When Metatron, the Scribe of God, a hermit armed with a shotgun and surrounded by hundreds of thousands of books, made his first appearance, I thought I had died and gone to heaven. Given everything I had seen on the page, I could see this fallen angel—eccentric, violent, articulate, unpredictable and hilarious—as being an unexpected gift to any lucky actor, even if he only lasted three episodes, which it turned out was the intention of the show’s writers at the time.

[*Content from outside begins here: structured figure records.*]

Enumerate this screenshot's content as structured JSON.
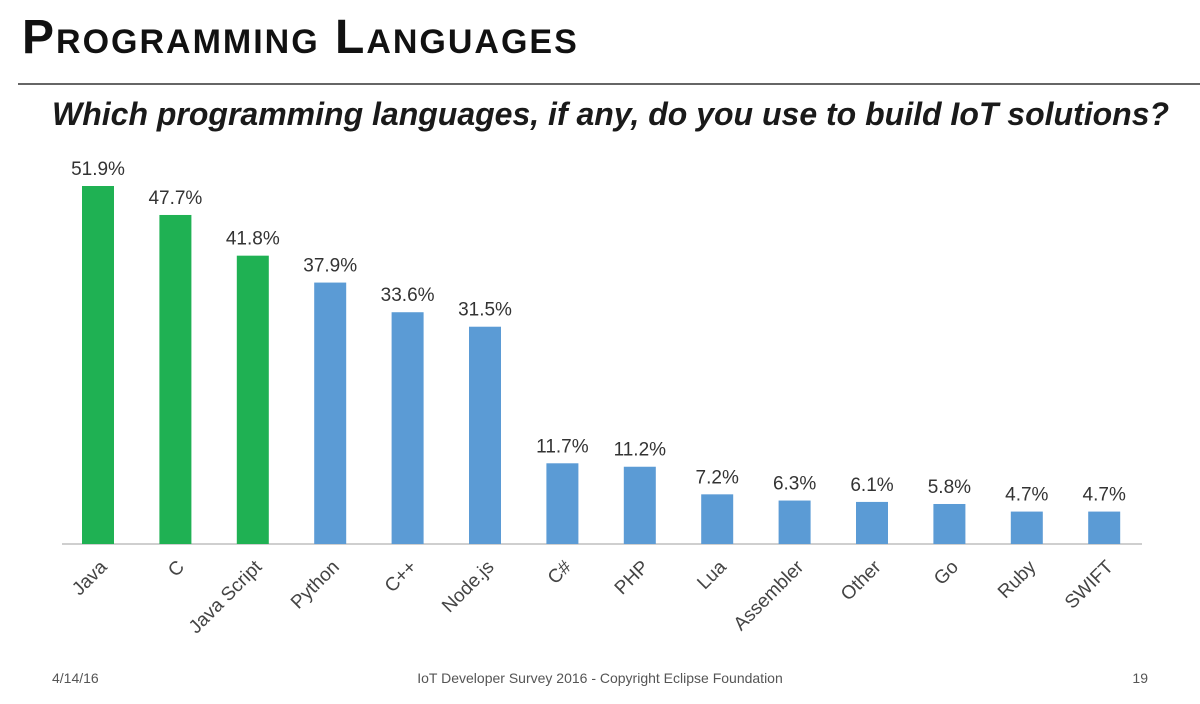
{
  "slide": {
    "title": "Programming Languages",
    "subtitle": "Which programming languages, if any, do you use to build IoT solutions?"
  },
  "footer": {
    "date": "4/14/16",
    "source": "IoT Developer Survey 2016 - Copyright Eclipse Foundation",
    "page_number": "19"
  },
  "colors": {
    "highlight": "#1fb153",
    "default": "#5b9bd5",
    "axis": "#bfbfbf"
  },
  "chart_data": {
    "type": "bar",
    "categories": [
      "Java",
      "C",
      "Java Script",
      "Python",
      "C++",
      "Node.js",
      "C#",
      "PHP",
      "Lua",
      "Assembler",
      "Other",
      "Go",
      "Ruby",
      "SWIFT"
    ],
    "values": [
      51.9,
      47.7,
      41.8,
      37.9,
      33.6,
      31.5,
      11.7,
      11.2,
      7.2,
      6.3,
      6.1,
      5.8,
      4.7,
      4.7
    ],
    "value_labels": [
      "51.9%",
      "47.7%",
      "41.8%",
      "37.9%",
      "33.6%",
      "31.5%",
      "11.7%",
      "11.2%",
      "7.2%",
      "6.3%",
      "6.1%",
      "5.8%",
      "4.7%",
      "4.7%"
    ],
    "highlighted": [
      "Java",
      "C",
      "Java Script"
    ],
    "unit": "%",
    "ylim": [
      0,
      51.9
    ],
    "grid": false,
    "legend": "none"
  }
}
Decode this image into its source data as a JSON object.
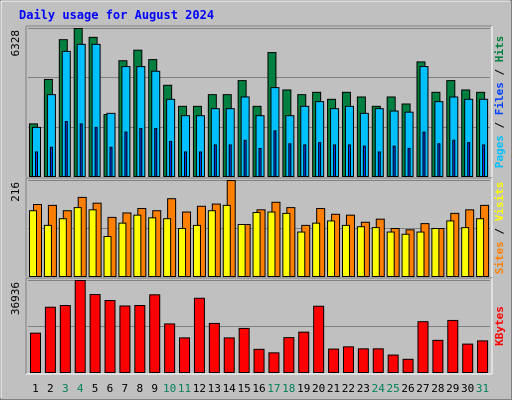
{
  "chart_data": {
    "type": "bar",
    "title": "Daily usage for August 2024",
    "categories": [
      "1",
      "2",
      "3",
      "4",
      "5",
      "6",
      "7",
      "8",
      "9",
      "10",
      "11",
      "12",
      "13",
      "14",
      "15",
      "16",
      "17",
      "18",
      "19",
      "20",
      "21",
      "22",
      "23",
      "24",
      "25",
      "26",
      "27",
      "28",
      "29",
      "30",
      "31"
    ],
    "weekend_days": [
      "3",
      "4",
      "10",
      "11",
      "17",
      "18",
      "24",
      "25",
      "31"
    ],
    "panels": [
      {
        "max_label": "6328",
        "ymax": 6328,
        "legend": [
          {
            "text": "Hits",
            "color": "#008040"
          },
          {
            "text": "Files",
            "color": "#0040ff"
          },
          {
            "text": "Pages",
            "color": "#00c0ff"
          }
        ],
        "series": [
          {
            "name": "Hits",
            "color": "#008040",
            "values": [
              2250,
              4150,
              5850,
              6328,
              5950,
              2650,
              4950,
              5400,
              5000,
              3900,
              3000,
              3000,
              3500,
              3500,
              4100,
              3000,
              5300,
              3700,
              3500,
              3600,
              3300,
              3600,
              3400,
              3000,
              3400,
              3100,
              4900,
              3600,
              4100,
              3700,
              3600
            ]
          },
          {
            "name": "Files",
            "color": "#0040ff",
            "values": [
              1050,
              1250,
              2350,
              2250,
              2100,
              1250,
              1900,
              2050,
              2050,
              1500,
              1050,
              1050,
              1350,
              1350,
              1550,
              1200,
              1950,
              1400,
              1350,
              1450,
              1350,
              1350,
              1300,
              1050,
              1300,
              1200,
              1900,
              1400,
              1550,
              1450,
              1350
            ]
          },
          {
            "name": "Pages",
            "color": "#00c0ff",
            "values": [
              2100,
              3500,
              5350,
              5650,
              5650,
              2700,
              4700,
              4700,
              4500,
              3300,
              2600,
              2600,
              2900,
              2900,
              3400,
              2600,
              3800,
              2600,
              3000,
              3200,
              2900,
              3000,
              2700,
              2900,
              2800,
              2750,
              4700,
              3200,
              3400,
              3300,
              3300
            ]
          }
        ]
      },
      {
        "max_label": "216",
        "ymax": 216,
        "legend": [
          {
            "text": "Visits",
            "color": "#ffff00"
          },
          {
            "text": "Sites",
            "color": "#ff8000"
          }
        ],
        "series": [
          {
            "name": "Sites",
            "color": "#ff8000",
            "values": [
              162,
              160,
              148,
              178,
              165,
              133,
              143,
              153,
              148,
              175,
              145,
              158,
              163,
              216,
              117,
              150,
              167,
              155,
              115,
              153,
              140,
              138,
              122,
              129,
              108,
              105,
              119,
              108,
              142,
              150,
              160
            ]
          },
          {
            "name": "Visits",
            "color": "#ffff00",
            "values": [
              148,
              115,
              130,
              155,
              150,
              90,
              120,
              138,
              132,
              130,
              108,
              115,
              148,
              160,
              117,
              144,
              145,
              142,
              100,
              120,
              125,
              115,
              112,
              110,
              100,
              95,
              100,
              108,
              125,
              110,
              130
            ]
          }
        ]
      },
      {
        "max_label": "36936",
        "ymax": 36936,
        "legend": [
          {
            "text": "KBytes",
            "color": "#ff0000"
          }
        ],
        "series": [
          {
            "name": "KBytes",
            "color": "#ff0000",
            "values": [
              15800,
              26200,
              26900,
              36936,
              31300,
              28900,
              26700,
              26900,
              31200,
              19500,
              13900,
              29800,
              19700,
              13900,
              17700,
              9300,
              7900,
              14000,
              16200,
              26600,
              9400,
              10300,
              9500,
              9500,
              7000,
              5300,
              20400,
              12900,
              20900,
              11400,
              12700
            ]
          }
        ]
      }
    ]
  }
}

At the same time, as I flew up to Vancouver, British Columbia, to shoot my first episode, I was a little concerned about the kind of set I’d be walking onto. I had only seen a couple of episodes of Supernatural at that time, but I knew that the show’s stars, Jensen Ackles and Jared Padalecki, had been playing these parts at that point for over eight years. Misha Collins, who played the angel Castiel, had been on since season four. These, I was thinking, are young men. I imagined them bitter, bored and exhausted. I recalled countless long-running shows I’d worked on in the past and the insufferable behavior of those lucky actors whose regular employment on popular programs seemed to be the worst kind of cross to bear. Contractually obligated to play the same role for sometimes unimaginable amounts of money, they seemed to feel, was a kind of wretched suffering that people like us—mere supporting players—would never know. I knew nothing personally of these men who were already international stars thanks to Supernatural, but under the circumstances, I was prepared for the worst.

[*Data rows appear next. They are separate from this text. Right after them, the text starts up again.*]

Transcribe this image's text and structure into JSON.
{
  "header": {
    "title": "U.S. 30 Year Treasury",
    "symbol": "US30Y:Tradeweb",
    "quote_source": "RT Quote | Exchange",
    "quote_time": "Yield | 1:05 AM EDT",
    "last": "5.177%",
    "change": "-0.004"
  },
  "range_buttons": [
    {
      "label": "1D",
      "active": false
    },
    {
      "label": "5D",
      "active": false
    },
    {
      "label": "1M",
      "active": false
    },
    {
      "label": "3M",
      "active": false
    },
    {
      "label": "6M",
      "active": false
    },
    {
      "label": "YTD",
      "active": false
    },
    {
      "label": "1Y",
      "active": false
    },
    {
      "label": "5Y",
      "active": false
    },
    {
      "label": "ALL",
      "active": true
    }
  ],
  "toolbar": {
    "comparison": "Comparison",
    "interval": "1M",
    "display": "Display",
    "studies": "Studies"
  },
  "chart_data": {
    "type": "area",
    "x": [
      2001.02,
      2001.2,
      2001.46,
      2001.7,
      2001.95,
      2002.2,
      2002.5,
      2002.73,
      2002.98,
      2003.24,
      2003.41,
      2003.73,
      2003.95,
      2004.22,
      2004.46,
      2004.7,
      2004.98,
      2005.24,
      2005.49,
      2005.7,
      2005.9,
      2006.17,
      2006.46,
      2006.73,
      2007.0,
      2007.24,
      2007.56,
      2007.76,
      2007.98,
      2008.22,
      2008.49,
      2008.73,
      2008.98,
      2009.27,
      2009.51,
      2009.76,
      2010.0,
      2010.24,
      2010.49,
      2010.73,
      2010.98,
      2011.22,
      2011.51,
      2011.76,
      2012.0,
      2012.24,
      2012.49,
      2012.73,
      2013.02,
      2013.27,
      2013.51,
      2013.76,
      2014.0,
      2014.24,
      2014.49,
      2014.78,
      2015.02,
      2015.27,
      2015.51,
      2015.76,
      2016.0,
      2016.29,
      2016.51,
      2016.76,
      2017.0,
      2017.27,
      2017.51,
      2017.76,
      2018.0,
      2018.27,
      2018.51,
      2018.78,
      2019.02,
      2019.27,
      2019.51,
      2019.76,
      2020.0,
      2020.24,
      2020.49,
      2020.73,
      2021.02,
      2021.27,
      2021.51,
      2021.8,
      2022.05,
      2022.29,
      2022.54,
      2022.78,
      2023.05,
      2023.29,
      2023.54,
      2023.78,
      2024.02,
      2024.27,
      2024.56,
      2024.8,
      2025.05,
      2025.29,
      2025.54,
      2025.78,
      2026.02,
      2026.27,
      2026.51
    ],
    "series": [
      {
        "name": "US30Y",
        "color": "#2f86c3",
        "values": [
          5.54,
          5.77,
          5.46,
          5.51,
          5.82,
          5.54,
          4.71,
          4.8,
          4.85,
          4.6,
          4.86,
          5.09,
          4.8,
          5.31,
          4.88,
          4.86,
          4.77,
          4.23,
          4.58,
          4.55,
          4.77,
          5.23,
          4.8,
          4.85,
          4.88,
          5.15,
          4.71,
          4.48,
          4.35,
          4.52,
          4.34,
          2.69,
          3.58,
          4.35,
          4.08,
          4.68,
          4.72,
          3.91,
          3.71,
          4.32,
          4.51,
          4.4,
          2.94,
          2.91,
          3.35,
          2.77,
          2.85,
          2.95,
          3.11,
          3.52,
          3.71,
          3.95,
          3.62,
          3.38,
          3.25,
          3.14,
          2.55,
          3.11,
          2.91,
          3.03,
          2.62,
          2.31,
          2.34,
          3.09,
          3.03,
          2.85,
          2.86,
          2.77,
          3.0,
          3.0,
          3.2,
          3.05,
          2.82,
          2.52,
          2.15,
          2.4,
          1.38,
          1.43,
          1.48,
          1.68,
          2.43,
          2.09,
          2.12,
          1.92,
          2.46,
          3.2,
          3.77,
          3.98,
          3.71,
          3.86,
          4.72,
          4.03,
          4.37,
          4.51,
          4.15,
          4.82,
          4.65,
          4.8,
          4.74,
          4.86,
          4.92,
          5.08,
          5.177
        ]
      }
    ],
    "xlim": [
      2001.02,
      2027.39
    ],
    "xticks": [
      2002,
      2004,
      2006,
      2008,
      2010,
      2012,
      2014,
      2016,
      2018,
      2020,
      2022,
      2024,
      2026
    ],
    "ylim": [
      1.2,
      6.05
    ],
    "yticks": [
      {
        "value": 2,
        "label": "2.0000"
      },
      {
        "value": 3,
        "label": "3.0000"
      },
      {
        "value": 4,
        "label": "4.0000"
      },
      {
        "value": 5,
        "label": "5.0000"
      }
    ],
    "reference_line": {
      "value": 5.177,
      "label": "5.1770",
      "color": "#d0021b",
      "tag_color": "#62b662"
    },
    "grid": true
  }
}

When they turned out to be professional, supportive, thoughtful and funny men who came to the set on time and prepared to work and were welcoming and generous to boot, I was flabbergasted.
More astonishing still was realizing that the absolute believability Jared and Jensen brought to playing brothers Sam and Dean Winchester extended to their real life as well. I would say that they are as close as brothers but I understand from people who have brothers, like my sister, that you really want to kill your brother most of the time. One of these men and his wife actually moved to Texas to be closer to the other man and his wife. During my final episode on the show, we had a four-day weekend and the two of them took off with a friend of theirs into the wilderness to fish and shoot at exploding targets. (“Yep,” said Jensen to me when they returned, “a real redneck holiday.”) They don’t argue, at least not publicly. They are two good-natured, even-tempered Texas men who found themselves on a show that appears to be running forever and who are smart enough to realize a good thing when it’s handed to them. And it is their warmth and generosity of spirit that sets the tone for the remarkable Supernatural conventions. These are not Comic-Con–like conventions where there is a booth and panel dedicated to Supernatural—these are three-day Supernatural conventions, attended by all of the series stars, plus assorted guest stars and occasionally writers and producers as well. Thousands of people attend them, and they are held not just domestically, but internationally. And the actors appear at these conventions ten times a year, all over the world. And what makes all of that possible—the money, the travel, the private jet—is the fandom.